2. Prognostic and predictive markers in anti-VEGF cancer therapy
Cancer patients receiving anti-VEGF antibodies (bevacizumab) in addition to standard chemotherapy experience marked changes in their blood levels of angiogenesis factors. We are closely monitoring colorectal and pancreatic cancer patients under therapy with respect to
- pro- and anti-angiogenic factors like VEGF, PD-ECGF, Ang-2, and TSP-1 in patient plasma,
- cell populations associated with angiogenesis such as platelets, circulating endothelial cells, endothelial progenitor cells, and Tie2-expressing monocytes in patient blood.
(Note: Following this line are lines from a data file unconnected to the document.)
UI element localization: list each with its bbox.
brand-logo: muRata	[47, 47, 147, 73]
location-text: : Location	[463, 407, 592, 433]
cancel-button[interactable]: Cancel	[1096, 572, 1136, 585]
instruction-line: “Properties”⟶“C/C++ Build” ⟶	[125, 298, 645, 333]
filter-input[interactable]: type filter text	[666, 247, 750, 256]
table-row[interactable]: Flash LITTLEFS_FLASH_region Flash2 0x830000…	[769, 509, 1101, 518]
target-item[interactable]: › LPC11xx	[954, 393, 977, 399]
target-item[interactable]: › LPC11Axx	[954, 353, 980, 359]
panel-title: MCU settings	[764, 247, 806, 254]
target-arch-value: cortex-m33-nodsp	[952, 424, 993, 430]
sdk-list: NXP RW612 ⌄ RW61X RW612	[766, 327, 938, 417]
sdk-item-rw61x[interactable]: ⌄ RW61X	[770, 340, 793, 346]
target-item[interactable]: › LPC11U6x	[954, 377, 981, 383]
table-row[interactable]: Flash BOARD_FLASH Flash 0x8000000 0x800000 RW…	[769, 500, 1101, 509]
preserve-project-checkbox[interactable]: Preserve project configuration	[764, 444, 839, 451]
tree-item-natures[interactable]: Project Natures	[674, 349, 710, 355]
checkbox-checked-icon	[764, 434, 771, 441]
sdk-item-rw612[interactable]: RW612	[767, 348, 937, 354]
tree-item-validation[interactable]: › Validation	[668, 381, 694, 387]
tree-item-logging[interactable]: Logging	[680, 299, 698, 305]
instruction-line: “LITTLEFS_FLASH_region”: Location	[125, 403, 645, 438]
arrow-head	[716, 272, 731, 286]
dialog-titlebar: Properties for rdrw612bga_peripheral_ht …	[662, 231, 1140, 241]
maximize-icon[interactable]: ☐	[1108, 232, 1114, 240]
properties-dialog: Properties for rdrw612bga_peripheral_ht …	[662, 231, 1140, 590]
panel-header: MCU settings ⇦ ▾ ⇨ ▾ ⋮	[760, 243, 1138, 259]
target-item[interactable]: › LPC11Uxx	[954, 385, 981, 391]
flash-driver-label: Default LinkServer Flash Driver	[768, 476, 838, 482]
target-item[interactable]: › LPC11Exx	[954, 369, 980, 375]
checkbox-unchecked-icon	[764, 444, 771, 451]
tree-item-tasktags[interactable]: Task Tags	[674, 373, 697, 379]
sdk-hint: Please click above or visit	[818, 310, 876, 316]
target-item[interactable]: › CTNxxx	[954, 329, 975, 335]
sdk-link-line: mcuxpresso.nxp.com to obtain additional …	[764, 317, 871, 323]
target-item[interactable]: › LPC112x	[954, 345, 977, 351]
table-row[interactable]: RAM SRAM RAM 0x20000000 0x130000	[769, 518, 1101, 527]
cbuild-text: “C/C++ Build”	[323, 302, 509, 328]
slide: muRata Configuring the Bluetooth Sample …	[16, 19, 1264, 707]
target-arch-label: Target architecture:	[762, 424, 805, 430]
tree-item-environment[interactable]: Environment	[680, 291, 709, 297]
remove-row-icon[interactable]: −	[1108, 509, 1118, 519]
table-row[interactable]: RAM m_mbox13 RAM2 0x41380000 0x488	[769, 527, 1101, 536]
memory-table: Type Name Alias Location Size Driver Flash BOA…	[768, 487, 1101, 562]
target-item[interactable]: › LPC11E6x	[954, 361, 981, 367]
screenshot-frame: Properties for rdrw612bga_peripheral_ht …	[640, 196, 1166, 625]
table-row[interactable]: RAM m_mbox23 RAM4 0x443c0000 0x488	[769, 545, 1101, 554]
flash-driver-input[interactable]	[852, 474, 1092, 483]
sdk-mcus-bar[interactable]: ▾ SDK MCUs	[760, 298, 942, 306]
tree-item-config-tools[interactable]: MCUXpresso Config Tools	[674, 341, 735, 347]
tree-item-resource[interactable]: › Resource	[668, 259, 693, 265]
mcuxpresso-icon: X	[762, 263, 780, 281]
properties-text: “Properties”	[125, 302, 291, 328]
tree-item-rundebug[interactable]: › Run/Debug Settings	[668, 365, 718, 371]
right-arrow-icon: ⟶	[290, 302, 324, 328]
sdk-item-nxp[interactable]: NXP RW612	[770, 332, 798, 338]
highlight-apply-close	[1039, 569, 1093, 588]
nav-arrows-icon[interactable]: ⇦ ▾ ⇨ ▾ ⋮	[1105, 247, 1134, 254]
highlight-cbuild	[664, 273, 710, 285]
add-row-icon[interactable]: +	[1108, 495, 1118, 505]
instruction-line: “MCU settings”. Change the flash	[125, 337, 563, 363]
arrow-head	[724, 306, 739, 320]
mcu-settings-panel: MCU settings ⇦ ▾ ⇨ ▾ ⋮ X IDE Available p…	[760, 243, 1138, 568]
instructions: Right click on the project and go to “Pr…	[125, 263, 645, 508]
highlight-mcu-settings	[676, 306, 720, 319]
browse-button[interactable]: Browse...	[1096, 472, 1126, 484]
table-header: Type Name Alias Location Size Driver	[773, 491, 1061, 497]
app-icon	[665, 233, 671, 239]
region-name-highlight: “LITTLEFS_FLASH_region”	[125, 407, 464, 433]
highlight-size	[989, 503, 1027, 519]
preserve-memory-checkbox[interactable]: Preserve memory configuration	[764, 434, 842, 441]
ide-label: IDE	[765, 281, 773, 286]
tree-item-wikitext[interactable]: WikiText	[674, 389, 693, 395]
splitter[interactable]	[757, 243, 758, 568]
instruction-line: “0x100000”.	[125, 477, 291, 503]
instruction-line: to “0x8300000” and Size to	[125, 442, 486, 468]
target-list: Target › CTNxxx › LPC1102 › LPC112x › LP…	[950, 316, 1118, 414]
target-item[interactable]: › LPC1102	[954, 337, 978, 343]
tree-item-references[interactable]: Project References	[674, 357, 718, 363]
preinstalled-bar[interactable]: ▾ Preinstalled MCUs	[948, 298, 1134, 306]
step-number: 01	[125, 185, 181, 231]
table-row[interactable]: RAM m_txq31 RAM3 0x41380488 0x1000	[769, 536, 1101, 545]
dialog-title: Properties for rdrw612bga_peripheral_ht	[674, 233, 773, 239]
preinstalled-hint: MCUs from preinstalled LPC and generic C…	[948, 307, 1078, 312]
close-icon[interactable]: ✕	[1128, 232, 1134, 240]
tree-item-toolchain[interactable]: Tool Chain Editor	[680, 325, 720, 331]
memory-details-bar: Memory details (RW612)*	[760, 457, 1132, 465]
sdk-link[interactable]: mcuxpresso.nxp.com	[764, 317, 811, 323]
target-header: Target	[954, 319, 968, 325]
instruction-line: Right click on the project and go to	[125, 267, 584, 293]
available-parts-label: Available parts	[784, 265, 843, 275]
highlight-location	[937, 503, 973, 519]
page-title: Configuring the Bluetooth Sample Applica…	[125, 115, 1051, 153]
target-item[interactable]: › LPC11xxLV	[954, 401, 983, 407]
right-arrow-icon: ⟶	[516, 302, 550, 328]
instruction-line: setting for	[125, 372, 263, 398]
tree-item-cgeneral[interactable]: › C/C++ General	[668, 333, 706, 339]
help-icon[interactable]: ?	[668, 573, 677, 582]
Among the parameters investigated, circulating endothelial cell populations generally show the highest correlation with treatment response and patient survival. Furthermore, our analyses indicate that the choice of chemotherapy may crucially determine the efficacy of anti-VEGF treatment. Highly thrombocytopenic agents like gemcitabine affect platelet-stored angiogenesis factors and may therefore prove unfavorable in combination with anti-angiogenic cancer therapy.
Of interest, the target molecule VEGF is systemically increased in a feedback-response to inactivation by the antibody bevacizumab. We are investigating the regulatory mechanisms leading to the VEGF rise in patient blood and the extent of VEGF inactivation by the remaining antibody. We are further interested in the impact of preoperative anti-angiogenic therapy on physiological angiogenesis during surgery-associated wound healing.
3. Regulation of the angiogenesis inhibitor thrombospondin-1 (TSP-1)
TSP-1 is a multidomain protein primarily released by platelets and endothelial cells and exerts diverse effects in angiogenesis, coagulation and cell-matrix interactions. It is subject to proteolytic processing which yields molecule fragments of distinct functions. Based on blood samples of patients we investigate the proteolytic isoforms generated during disease. Furthermore, we aim to characterize the mechanism of isoform processing by in vitro cell culture models.